Shortly after I had left the world of radio fulltime, I found myself employed as a Producer in an advertising agency. It certainly seemed like the culmination of all the creative skills I had at the time, and I was excited at the prospect of adding pictures to my words in a position that included producing TV commercials. I was only there for a short time before it became obvious that they weren’t sure what to do with me, nor I for them. I wrote scripts, only to have them shot down. I’d bring up creative concepts at our brainstorming sessions and watch them trampled on. There was little to no direction, just products and a need to be creative. In radio, that had been enough most of the time; here it only added to the frustration. I remember being thrilled at my first chance at writing and directing a TV commercial. I spent an insane week planning, getting actors lined up, heading out with the crew to shoot it all, even working to produce an original jingle for the spot. In the end, we had a nice, high-energy piece—looked good, sounded good. At least it did to me. To the owner of the agency, it was wrong, all wrong. There didn’t seem to be one thing about it that he could find a positive word for, and since he was the one that pitched work to the clients, it was buried. After that, I remember dreading every morning that I went to work. I would pray that the owner wouldn’t be at our daily staff meeting. It had become painful to even look at him, to wonder why he let me continue working there. Then, just as things seem to do when I think they can get no worse, they did. Our biggest account, our bread and butter, yanked the rug out from under the agency. Being the last one in the door, I knew who would be the first to go, so it was no surprise when the owner called me into his office. In fact, it was a relief, at first. Yes, the agency and I were going to part company, but not once during the meeting was the loss of our main account mentioned. It seemed that I wasn’t what he wanted for his agency. In fact, it seemed that I didn’t have any talent for it. Further, I didn’t have a creative bone in my body. He found it difficult to believe that I had even written and produced the spots on my demo. As I found the strength to stand, to escape from this onslaught, he said, “I hope that you can find something that you’re good at.”

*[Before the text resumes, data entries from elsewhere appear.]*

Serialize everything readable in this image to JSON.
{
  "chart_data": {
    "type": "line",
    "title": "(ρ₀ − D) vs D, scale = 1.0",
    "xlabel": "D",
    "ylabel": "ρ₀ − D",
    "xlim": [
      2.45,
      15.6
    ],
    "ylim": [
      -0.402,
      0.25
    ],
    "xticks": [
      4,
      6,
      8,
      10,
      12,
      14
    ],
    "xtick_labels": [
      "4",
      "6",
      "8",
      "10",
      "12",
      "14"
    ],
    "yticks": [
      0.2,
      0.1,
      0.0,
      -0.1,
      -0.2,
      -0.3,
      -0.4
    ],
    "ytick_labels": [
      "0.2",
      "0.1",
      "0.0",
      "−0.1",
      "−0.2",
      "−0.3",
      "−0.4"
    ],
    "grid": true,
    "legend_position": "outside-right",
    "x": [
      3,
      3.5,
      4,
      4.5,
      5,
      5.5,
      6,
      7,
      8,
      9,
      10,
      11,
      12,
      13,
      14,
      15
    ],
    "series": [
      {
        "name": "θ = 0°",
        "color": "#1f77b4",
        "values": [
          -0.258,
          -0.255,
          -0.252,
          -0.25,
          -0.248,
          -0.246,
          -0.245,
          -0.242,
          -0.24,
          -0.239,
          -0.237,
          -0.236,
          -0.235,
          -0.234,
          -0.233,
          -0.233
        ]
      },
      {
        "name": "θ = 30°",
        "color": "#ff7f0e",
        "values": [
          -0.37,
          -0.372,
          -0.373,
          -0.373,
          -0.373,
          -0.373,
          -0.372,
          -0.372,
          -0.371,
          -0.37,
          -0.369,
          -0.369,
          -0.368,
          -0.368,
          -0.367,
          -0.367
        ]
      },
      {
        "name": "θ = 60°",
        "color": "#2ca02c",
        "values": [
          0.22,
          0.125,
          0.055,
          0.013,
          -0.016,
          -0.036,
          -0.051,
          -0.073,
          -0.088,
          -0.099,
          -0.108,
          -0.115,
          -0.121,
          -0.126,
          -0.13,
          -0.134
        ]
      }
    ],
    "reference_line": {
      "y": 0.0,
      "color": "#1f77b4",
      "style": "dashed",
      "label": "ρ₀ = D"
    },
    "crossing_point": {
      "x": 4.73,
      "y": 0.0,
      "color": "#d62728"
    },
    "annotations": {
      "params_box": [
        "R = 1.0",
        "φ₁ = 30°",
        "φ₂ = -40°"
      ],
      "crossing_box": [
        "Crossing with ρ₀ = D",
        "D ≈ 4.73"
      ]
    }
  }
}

The next days, weeks, months were hell. The sting of being laid off, of being without a job for the first time in my adult life was horrible, but nothing compared to the jagged, open wound the agency owner had left when he tore the soul from my body. My creative work had been everything to me for years, everything! Yet, in 3 or 4 minutes he had made me believe that it was nothing. All that was left was doubt, doubt of my talents, doubt of my skills, and because I tend to find my identity through my work, doubt of myself. It was a scant few weeks before I was working again, but it wasn’t a creative position. In fact, the Assistant Manager position I took at Midco’s Call Center was as far from creative as you can get. I told myself that it was what I needed, for a while. Lying awake, night after sleepless night for the months that followed, I also told myself that I didn’t deserve to be in a creative position again, ever.

Poor, poor, pitiful me, huh? Big whiny baby that can’t take a knock or two without getting all bent out of shape and giving up. So busy feeling sorry for myself that I couldn’t take a step back and look at the big picture. Maybe my work just didn’t fit his needs, or taste. Maybe he was just plain wrong, and all the clients, co-workers, friends and Addy judges had been right all those years. Maybe I really did have something, and he just didn’t appreciate it. Guilty as charged, to all of it.

Funny how we brush off the business with statements like, “it’s not brain surgery,” when the truth is that, if we really are creative and find our outlet at work, it damned well does play with our heads. How can we not take things personally when we put so much of ourselves into the work? The answer, if we really do care is, we must.

I’ve slowly come back. It started with a free-lance job or two, nothing exciting, just confidence building. As time has passed, I’ve shaken the self-doubt, more or less. Memories of my own personal Boogie Man at the agency have mellowed to the point that I laugh to myself about it all, that I would let opinion of one man, running in fear of losing his company, destroy what faith I had in myself. I’ve also learned that I’m not alone. Opinions, given by those without talents or skills themselves, have all but destroyed the careers and lives of many truly talented, skilled creatives. Whatever the motive, jealousy, wielding power or just being mean, it’s wrong. That’s the one thing I would encourage anyone on the receiving end of this abuse to remember. The bastards might be able to take a job away from you, but they can’t take away the truth.